Um dos conceitos importantes de serem esclarecidos, e que muitas vezes é esquecido ou desvirtuado, é o de quão essenciais são os cargos em uma empresa. Soa óbvio. Sem cargos não existe resultado. Empresas, Logotipos, Pessoas Jurídicas, não produzem nada, são as pessoas na estrutura que o fazem.

Cargos, nesse caso, coloco como o papel que reúne responsabilidades a serem executadas por alguém.

Mas o ponto que quero desenvolver neste texto é o de que nas estruturas de hoje, teoricamente, os cargos existentes não são nada menos que essenciais. O sistema no qual vivemos não permite algo diferente. E quero concluir com o que isso significa.

Como funciona hoje

Antes é preciso rever como as estruturas funcionam hoje. Vou discutir em cima do modelo hierárquico tradicional, por ser hegemônico nos dias atuais. Esse é um modelo com um número pequeno de donos e/ou acionistas e com níveis diferentes na hierarquia com remunerações diferentes.

Dentro da realidade atual, existe uma grande diferença na remuneração do cargo mais alto em comparação ao cargo mais baixo de uma empresa.

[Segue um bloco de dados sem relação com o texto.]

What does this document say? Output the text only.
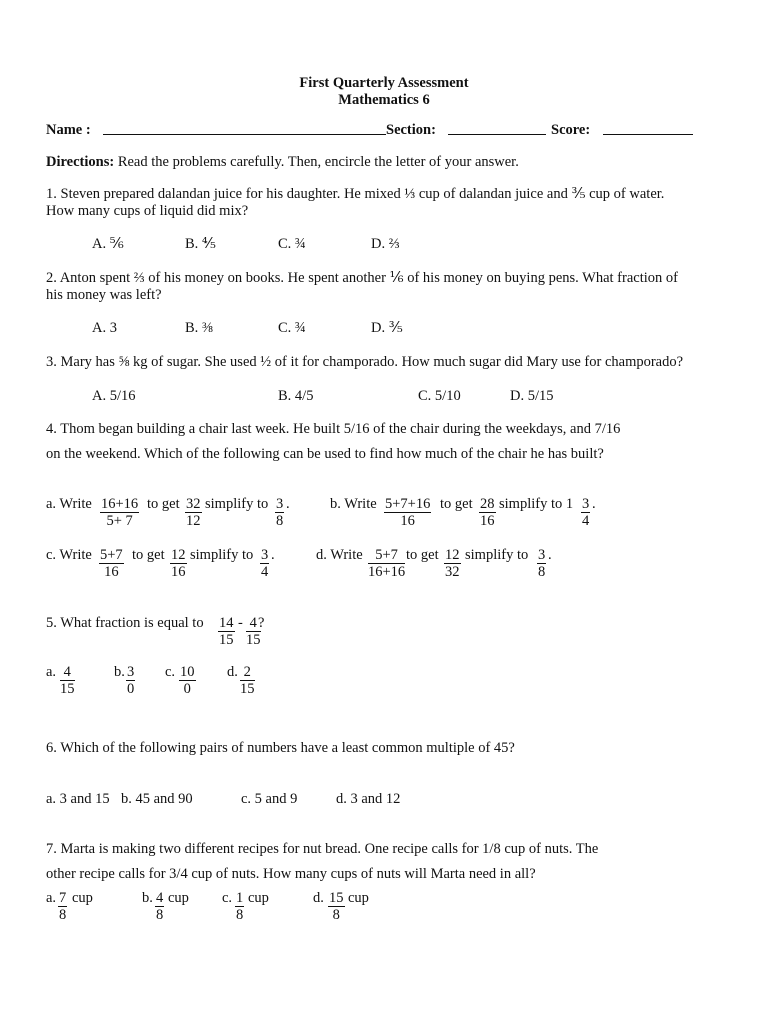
First Quarterly Assessment
Mathematics 6
Name :	Section:	Score:
Directions: Read the problems carefully. Then, encircle the letter of your answer.
1. Steven prepared dalandan juice for his daughter. He mixed ⅓ cup of dalandan juice and ⅗ cup of water.
How many cups of liquid did mix?
A. ⅚	B. ⅘	C. ¾	D. ⅔
2. Anton spent ⅔ of his money on books. He spent another ⅙ of his money on buying pens. What fraction of
his money was left?
A. 3	B. ⅜	C. ¾	D. ⅗
3. Mary has ⅝ kg of sugar. She used ½ of it for champorado. How much sugar did Mary use for champorado?
A. 5/16	B. 4/5	C. 5/10	D. 5/15
4. Thom began building a chair last week. He built 5/16 of the chair during the weekdays, and 7/16
on the weekend. Which of the following can be used to find how much of the chair he has built?
a. Write $\frac{16+16}{5+ 7}$ to get $\frac{32}{12}$ simplify to $\frac{3}{8}$ .	b. Write $\frac{5+7+16}{16}$ to get $\frac{28}{16}$ simplify to $1 \frac{3}{4}$ .
c. Write $\frac{5+7}{16}$ to get $\frac{12}{16}$ simplify to $\frac{3}{4}$ .	d. Write $\frac{5+7}{16+16}$ to get $\frac{12}{32}$ simplify to $\frac{3}{8}$ .
5. What fraction is equal to $\frac{14}{15} - \frac{4}{15}$
?
a. $\frac{4}{15}$	b. $\frac{3}{0} c$. $\frac{10}{0} d$. $\frac{2}{15}$
6. Which of the following pairs of numbers have a least common multiple of 45?
a. 3 and 15 b. 45 and 90	c. 5 and 9	d. 3 and 12
7. Marta is making two different recipes for nut bread. One recipe calls for 1/8 cup of nuts. The
other recipe calls for 3/4 cup of nuts. How many cups of nuts will Marta need in all?
a. $\frac{7}{8}$ cup	b. $\frac{4}{8}$ cup c. $\frac{1}{8}$ cup	d. $\frac{15}{8}$ cup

Apesar de não haver uma pesquisa ampla sobre o tema, é possível conseguir alguns dados que deixam claro o tamanho dessa lacuna.

A média da diferença entre a remuneração do Presidente e a do trabalhador médio no EUA foi de 354x.

O Brasil não fez parte do levantamento de dados.

Em um artigo¹ de 2014 é possível encontrar dados de diversos países. Ele mostra que nos EUA, quem respondeu a pesquisa estimou que haveria uma diferença de 30 vezes (30:1) entre a remuneração do Presidente e a do trabalhador médio. A média da diferença foi de 354 vezes (354:1).

E essa distância causa tanto choque, que na Suíça já foi votado um referendo² para tentar limitar a diferença para 12 vezes entre o maior e menor salários.

No Brasil os números podem não ser tão grandes como os estadunidenses, mas ainda consegue diferenças de 14 vezes entre simples gerência ou diretoria (cargo de liderança) e um empregado de nível operacional, como operadores de máquinas³.

Como pode existir essa distância brutal se todos os cargos são, como eu estou afirmando, essenciais?

Todos os cargos são essenciais

As empresas hoje buscam o máximo de lucro. Para isso, buscam o mínimo de custos e gastos. Logo nenhum cargo que não seja essencial para alcançar o resultado desejado é mantido. Cargos que não produzem retorno direto como profissionais de Recursos Humanos, Tecnologia da Informação ou Limpeza, existem porque ainda afetam o resultado indiretamente. Se um cargo custa mais do que trás de resultado, seja direta ou indiretamente, ele não é mantido.

Os 3 papéis são essenciais nessa linha de montagem. Cena do filme Tempos Modernos (1936)

Por maior que seja uma multinacional de bebidas, e por melhor que seja o diretor de logística nacional, nenhuma lata de cerveja sai da fábrica sem que o responsável por empacotar elas o faça. Ele é essencial.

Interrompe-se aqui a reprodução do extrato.